By American Geriatrics Society (AGS)

Relatives of people with dementia frequently ask if they will develop dementia as well. Unfortunately, no easy answer exists, and even the experts aren’t clear about the genetics of each type of dementia. The case is different for each sort of dementia:

  • Alzheimers disease: The situation depends on whether someone has early or late-onset Alzheimer’s. A very rare type of early-onset AD exists that definitely runs in families, with some members developing symptoms as young as 30. This type is caused by a mutation in the gene that makes amyloid protein, which is responsible for the plaques and tangles that form in sufferers’ brain cells. People in these families are advised to see their doctor to arrange genetic testing.

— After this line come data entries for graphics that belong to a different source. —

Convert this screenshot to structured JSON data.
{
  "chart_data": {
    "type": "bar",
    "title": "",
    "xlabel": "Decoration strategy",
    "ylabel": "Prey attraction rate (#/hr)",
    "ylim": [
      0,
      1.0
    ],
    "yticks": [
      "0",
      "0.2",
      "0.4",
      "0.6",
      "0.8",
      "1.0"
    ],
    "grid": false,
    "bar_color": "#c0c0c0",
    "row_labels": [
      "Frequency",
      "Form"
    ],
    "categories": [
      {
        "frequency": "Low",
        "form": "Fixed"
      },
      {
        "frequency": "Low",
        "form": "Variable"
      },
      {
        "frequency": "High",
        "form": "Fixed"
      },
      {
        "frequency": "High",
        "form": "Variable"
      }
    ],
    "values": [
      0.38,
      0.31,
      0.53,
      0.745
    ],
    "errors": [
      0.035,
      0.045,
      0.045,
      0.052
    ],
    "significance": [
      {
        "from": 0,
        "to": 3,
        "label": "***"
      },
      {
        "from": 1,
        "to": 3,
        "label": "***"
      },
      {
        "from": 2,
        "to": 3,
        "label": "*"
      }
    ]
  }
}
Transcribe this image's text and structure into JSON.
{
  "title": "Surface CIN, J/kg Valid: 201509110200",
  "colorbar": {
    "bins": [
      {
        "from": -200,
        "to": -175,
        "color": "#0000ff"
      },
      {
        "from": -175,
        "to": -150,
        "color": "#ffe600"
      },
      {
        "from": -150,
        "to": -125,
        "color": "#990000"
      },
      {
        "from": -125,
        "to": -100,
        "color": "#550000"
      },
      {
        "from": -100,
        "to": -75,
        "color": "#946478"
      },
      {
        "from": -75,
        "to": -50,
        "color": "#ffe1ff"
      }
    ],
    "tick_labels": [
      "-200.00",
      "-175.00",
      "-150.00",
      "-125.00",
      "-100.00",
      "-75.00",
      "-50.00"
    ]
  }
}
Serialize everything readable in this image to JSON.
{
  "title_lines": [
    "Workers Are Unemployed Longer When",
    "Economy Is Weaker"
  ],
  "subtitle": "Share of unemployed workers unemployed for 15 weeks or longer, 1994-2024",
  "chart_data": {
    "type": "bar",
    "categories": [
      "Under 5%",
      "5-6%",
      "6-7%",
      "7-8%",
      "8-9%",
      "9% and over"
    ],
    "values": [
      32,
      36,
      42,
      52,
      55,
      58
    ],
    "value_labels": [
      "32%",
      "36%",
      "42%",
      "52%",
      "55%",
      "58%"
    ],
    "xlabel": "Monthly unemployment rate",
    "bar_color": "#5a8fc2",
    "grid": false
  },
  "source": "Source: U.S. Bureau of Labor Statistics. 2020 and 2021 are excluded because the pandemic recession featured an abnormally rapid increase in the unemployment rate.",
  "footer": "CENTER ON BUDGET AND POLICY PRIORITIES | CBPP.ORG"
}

In the case of late-onset dementia, you may possibly but by no means definitely develop AD if you have a relative with the condition. The gene responsible is apolipoprotein E (APOE for short), which is found on chromosome number 19. This gene has four variants, and the likelihood of the disease being passed on depends on which of these variants a person has.

  • Vascular dementia: No proven genetic risk exists for most cases of vascular dementia, although its associated risk factors, such as heart disease, diabetes, and strokes can run in families. The only exception to this is CADASIL, which is a rare genetic form of the condition.
  • Frontotemporal dementia: In contrast to vascular dementia, a risk of frontotemporal dementia runs in families. Researchers have identified genes for two different abnormal proteins that could be responsible for this. It’s believed that around 40 percent of people with frontotemporal dementia have a family history with it.
  • Lewy body dementia: No clear answer can be given to the question of whether a genetic component exists in the development of this form of dementia. Some overlap in genetic mutations with those who have AD and Parkinson’s disease is thought to be evident, but no one can yet say for certain.

If you have a close relative with frontotemporal dementia, seek genetic counseling via your primary care physician.

Dementia doesn’t discriminate. It affects people from all ethnic backgrounds. In the United States the numbers of people from certain ethnic groups do appear low, but that may be the result of other factors, including

  • Access to diagnostic services
  • Poor experiences when seeking help from primary care physicians
  • Cultural understanding of the condition
  • Stigma attached to being given the diagnosis

Hopefully, this situation will change so all people with dementia can be identified and then can receive the treatment and care they need regardless of their ethnic background.